The investment case is straightforward: 1,215 rental transactions demonstrate overwhelming tenant demand, the 3.04% yield is competitive for the east region, and the 84-year remaining lease provides a long runway for both financing and future resale. The PSF trend shows steady appreciation from S$1,559 to S$1,862, with a notable dip to S$1,442 in the most recent year-5 data — likely a unit-mix effect from lower-floor or smaller-unit transactions rather than a genuine price correction.

The honest downsides: facilities are functional but unremarkable, unit sizes are compact by older-condo standards, and the mall integration — while a major upside for convenience — also means a commercial podium aesthetic rather than a garden-condo feel. For buyers who prioritise green space and resort-style grounds, this is not the right development. But for anyone whose daily calculus revolves around commute time, convenience, and rental income, Bedok Residences remains one of the most pragmatic purchases in the east.
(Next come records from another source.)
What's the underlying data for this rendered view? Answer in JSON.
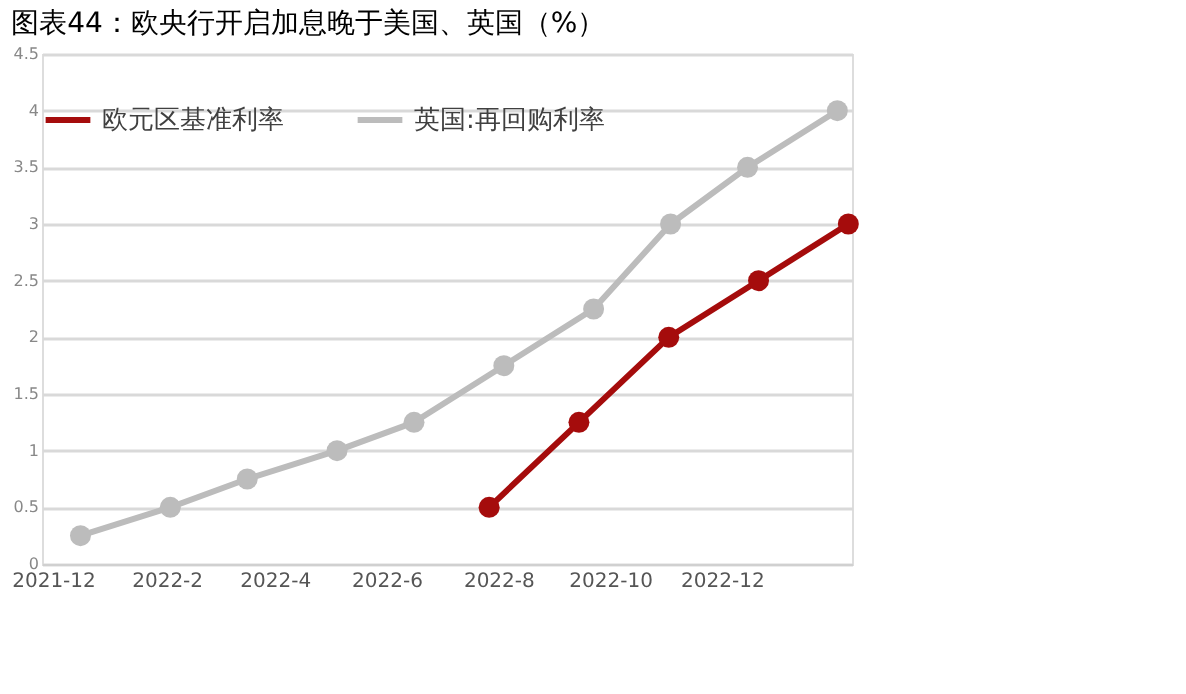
{
  "chart_data": {
    "type": "line",
    "title": "图表44：欧央行开启加息晚于美国、英国（%）",
    "xlim": [
      "2021-11-25",
      "2023-02-10"
    ],
    "xticks": [
      {
        "value": "2021-12",
        "label": "2021-12"
      },
      {
        "value": "2022-02",
        "label": "2022-2"
      },
      {
        "value": "2022-04",
        "label": "2022-4"
      },
      {
        "value": "2022-06",
        "label": "2022-6"
      },
      {
        "value": "2022-08",
        "label": "2022-8"
      },
      {
        "value": "2022-10",
        "label": "2022-10"
      },
      {
        "value": "2022-12",
        "label": "2022-12"
      }
    ],
    "ylim": [
      0,
      4.5
    ],
    "yticks": [
      0,
      0.5,
      1,
      1.5,
      2,
      2.5,
      3,
      3.5,
      4,
      4.5
    ],
    "grid": "y",
    "legend": "top",
    "marker": "circle",
    "line_style": "solid",
    "series": [
      {
        "name": "欧元区基准利率",
        "color": "#a50c0c",
        "x": [
          "2022-07-27",
          "2022-09-14",
          "2022-11-02",
          "2022-12-21",
          "2023-02-08"
        ],
        "values": [
          0.5,
          1.25,
          2.0,
          2.5,
          3.0
        ]
      },
      {
        "name": "英国:再回购利率",
        "color": "#bcbcbc",
        "x": [
          "2021-12-16",
          "2022-02-03",
          "2022-03-17",
          "2022-05-05",
          "2022-06-16",
          "2022-08-04",
          "2022-09-22",
          "2022-11-03",
          "2022-12-15",
          "2023-02-02"
        ],
        "values": [
          0.25,
          0.5,
          0.75,
          1.0,
          1.25,
          1.75,
          2.25,
          3.0,
          3.5,
          4.0
        ]
      }
    ]
  }
}
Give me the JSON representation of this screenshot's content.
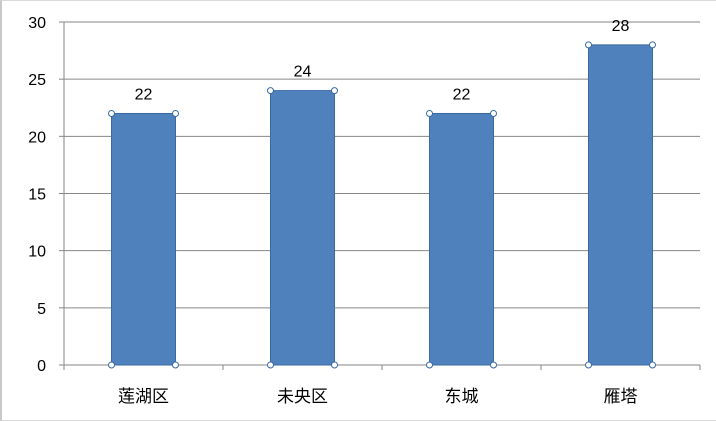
{
  "chart_data": {
    "type": "bar",
    "title": "",
    "xlabel": "",
    "ylabel": "",
    "categories": [
      "莲湖区",
      "未央区",
      "东城",
      "雁塔"
    ],
    "values": [
      22,
      24,
      22,
      28
    ],
    "value_labels": [
      "22",
      "24",
      "22",
      "28"
    ],
    "ylim": [
      0,
      30
    ],
    "yticks": [
      0,
      5,
      10,
      15,
      20,
      25,
      30
    ],
    "ytick_labels": [
      "0",
      "5",
      "10",
      "15",
      "20",
      "25",
      "30"
    ],
    "grid": "horizontal",
    "legend": "none",
    "bar_color": "#4f81bd",
    "bar_edge_color": "#3a6aa3",
    "gridline_color": "#868686"
  }
}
Frequently Asked Questions

How far is Bedok Residences from Bedok MRT?
Bedok MRT interchange station is approximately 150 metres from Bedok Residences — about a 2-minute walk via sheltered connection through Bedok Mall. The station serves both the East-West Line and Downtown Line.
Is Bedok Residences integrated with Bedok Mall?
Yes. Bedok Mall sits directly below the residential towers, with internal lift and covered walkway access. The mall houses over 200 retail and dining outlets including FairPrice Finest, Don Don Donki, clinics, banks, and a food court.
What is the rental yield at Bedok Residences?
Based on recent data, the gross rental yield is approximately 3.04%, with an average monthly rent of S$4,042. The development has recorded 1,215 rental transactions, indicating very strong and consistent tenant demand.
What schools are near Bedok Residences?
Temasek Primary School is approximately 200 metres away, well within the 1 km P1 registration priority zone. Temasek Junior College is 320 metres away, and Dunman High School is within 1.1 km.
Why did the PSF dip in the year-5 data?
The year-5 average PSF of S$1,442 likely reflects unit-mix effects — a concentration of lower-floor or smaller-unit transactions in that period rather than a genuine market correction. The broader trend from S$1,559 to S$1,862 across years 1–4 shows consistent appreciation.
How does Bedok Residences compare to Sceneca Residence?
Sceneca Residence is newer with a fresh 99-year lease at S$2,084 psf — a 14% premium over Bedok Residences at S$1,821 psf. However, Bedok Residences offers the unique advantage of direct mall integration and interchange MRT access that Sceneca does not replicate.